All blackbody emitters emit in all bands (in practice, since nothing is a true black body, it's concentrated into certain bands). The curve is like this:
A couple general notes:
1) The falloff in output is much faster for frequencies over the peak than under it.
2) The location of the frequency peak is relative to the body's temperature - which is why room-temperature objects tend to emit mainly far-IR, hot objects tend to emit mainly near-IR, and plasma like the sun tends to emit mainly visible light. It's also why once objects get hot enough they seem to start glowing in the visible spectrum - technically, everything glows in the visible spectrum, but the amount of radiation emitted is so weak as to be irrelevant.

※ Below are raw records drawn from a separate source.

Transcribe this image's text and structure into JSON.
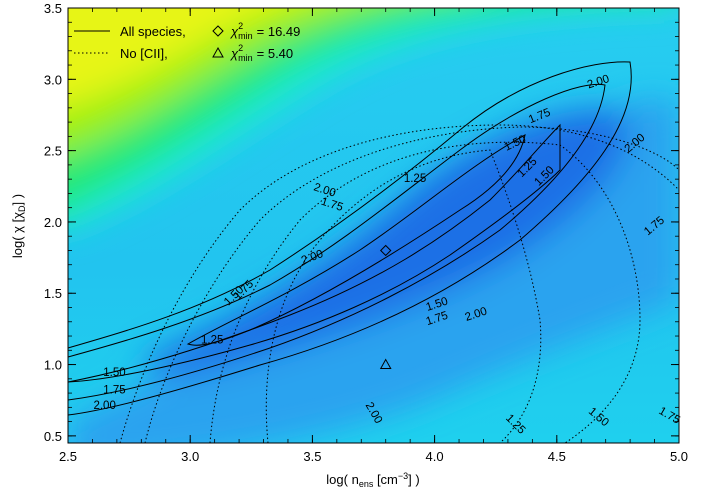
{
  "chart_data": {
    "type": "heatmap",
    "title": "",
    "xlabel": "log( n",
    "xlabel_sub": "ens",
    "xlabel_tail": " [cm",
    "xlabel_sup": "−3",
    "xlabel_end": "] )",
    "ylabel": "log( χ [χ",
    "ylabel_sub": "D",
    "ylabel_end": "] )",
    "xlim": [
      2.5,
      5.0
    ],
    "ylim": [
      0.45,
      3.5
    ],
    "x_ticks": [
      "2.5",
      "3.0",
      "3.5",
      "4.0",
      "4.5",
      "5.0"
    ],
    "y_ticks": [
      "0.5",
      "1.0",
      "1.5",
      "2.0",
      "2.5",
      "3.0",
      "3.5"
    ],
    "colormap_colors": [
      "#1f6fe6",
      "#2a9bf0",
      "#27cdf0",
      "#1fe9d2",
      "#22e874",
      "#5ff00e",
      "#b6f20a",
      "#e7f512"
    ],
    "legend": {
      "entries": [
        {
          "label": "All species,",
          "style": "solid",
          "marker": "diamond",
          "chi_label": "χ",
          "chi_sup": "2",
          "chi_sub": "min",
          "chi_value": "=  16.49"
        },
        {
          "label": "No [CII],",
          "style": "dotted",
          "marker": "triangle",
          "chi_label": "χ",
          "chi_sup": "2",
          "chi_sub": "min",
          "chi_value": "=    5.40"
        }
      ]
    },
    "minima": [
      {
        "series": "All species",
        "marker": "diamond",
        "x": 3.8,
        "y": 1.8
      },
      {
        "series": "No [CII]",
        "marker": "triangle",
        "x": 3.8,
        "y": 1.0
      }
    ],
    "contour_levels": [
      "1.25",
      "1.50",
      "1.75",
      "2.00"
    ],
    "contour_labels": [
      {
        "text": "2.00",
        "x": 4.67,
        "y": 2.98,
        "rot": -18
      },
      {
        "text": "1.75",
        "x": 4.43,
        "y": 2.74,
        "rot": -22
      },
      {
        "text": "1.50",
        "x": 4.33,
        "y": 2.55,
        "rot": -25
      },
      {
        "text": "1.25",
        "x": 3.92,
        "y": 2.3,
        "rot": 0
      },
      {
        "text": "1.25",
        "x": 4.38,
        "y": 2.38,
        "rot": -45
      },
      {
        "text": "1.50",
        "x": 4.45,
        "y": 2.32,
        "rot": -45
      },
      {
        "text": "2.00",
        "x": 3.5,
        "y": 1.75,
        "rot": -20
      },
      {
        "text": "1.50",
        "x": 3.18,
        "y": 1.48,
        "rot": -45
      },
      {
        "text": "1.75",
        "x": 3.22,
        "y": 1.52,
        "rot": -45
      },
      {
        "text": "1.50",
        "x": 4.01,
        "y": 1.42,
        "rot": -18
      },
      {
        "text": "1.75",
        "x": 4.01,
        "y": 1.32,
        "rot": -18
      },
      {
        "text": "2.00",
        "x": 4.17,
        "y": 1.35,
        "rot": -18
      },
      {
        "text": "1.25",
        "x": 3.09,
        "y": 1.17,
        "rot": 0
      },
      {
        "text": "1.50",
        "x": 2.69,
        "y": 0.94,
        "rot": 0
      },
      {
        "text": "1.75",
        "x": 2.69,
        "y": 0.82,
        "rot": 0
      },
      {
        "text": "2.00",
        "x": 2.65,
        "y": 0.71,
        "rot": 0
      },
      {
        "text": "2.00",
        "x": 3.55,
        "y": 2.22,
        "rot": 18
      },
      {
        "text": "1.75",
        "x": 3.58,
        "y": 2.12,
        "rot": 18
      },
      {
        "text": "2.00",
        "x": 4.82,
        "y": 2.55,
        "rot": -40
      },
      {
        "text": "1.75",
        "x": 4.9,
        "y": 1.97,
        "rot": -40
      },
      {
        "text": "2.00",
        "x": 3.75,
        "y": 0.66,
        "rot": 60
      },
      {
        "text": "1.25",
        "x": 4.33,
        "y": 0.58,
        "rot": 45
      },
      {
        "text": "1.50",
        "x": 4.67,
        "y": 0.63,
        "rot": 40
      },
      {
        "text": "1.75",
        "x": 4.96,
        "y": 0.64,
        "rot": 30
      }
    ]
  }
}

It's also why they start out as red, move to orange, yellow, then ultimately white with increasing temperature - it's the combinations of their emissions integrated over their (approximate) blackbody curve. You never see, for example, "green hot", because by the time the peak is around green there's also so much contribution from yellow through red and a bit of blue that you just see white.
3) The output rises a *lot* with temperature - more specifically, relative to the temperature to the fourth power. Which is why a steel wire heated as hot as you can without melting it doesn't make a good light bulb, but doing the same with a tungsten wire does - the higher temperature makes a huge difference.

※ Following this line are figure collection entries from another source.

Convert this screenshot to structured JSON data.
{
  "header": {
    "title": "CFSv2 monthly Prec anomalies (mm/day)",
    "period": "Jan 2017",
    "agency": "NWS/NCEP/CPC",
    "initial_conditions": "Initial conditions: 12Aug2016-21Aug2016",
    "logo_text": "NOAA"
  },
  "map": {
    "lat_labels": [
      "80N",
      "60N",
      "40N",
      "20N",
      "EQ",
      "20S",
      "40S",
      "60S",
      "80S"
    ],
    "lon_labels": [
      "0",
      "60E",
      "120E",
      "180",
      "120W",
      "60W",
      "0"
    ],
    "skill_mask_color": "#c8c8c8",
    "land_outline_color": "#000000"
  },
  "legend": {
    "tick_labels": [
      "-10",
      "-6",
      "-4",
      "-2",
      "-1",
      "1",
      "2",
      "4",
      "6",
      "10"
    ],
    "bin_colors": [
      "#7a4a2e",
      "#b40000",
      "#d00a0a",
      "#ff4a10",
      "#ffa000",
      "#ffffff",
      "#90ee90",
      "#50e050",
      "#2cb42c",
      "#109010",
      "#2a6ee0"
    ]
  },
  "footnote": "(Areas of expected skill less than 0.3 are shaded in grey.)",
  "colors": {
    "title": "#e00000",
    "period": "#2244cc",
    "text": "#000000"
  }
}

As for the usefulness of anything for communication, there's several factors.
1) How much natural interference will it encounter (aka, how much noise will be in with the signal)?
2) How much will it be attenuated (absorbed) by e.g. the atmosphere, vegetation, human structures, etc?
3) How directional are the source and receiver?
None of these ever pose fundamental, 100% barriers. But any of them can make a given means of communication impractical for a given task.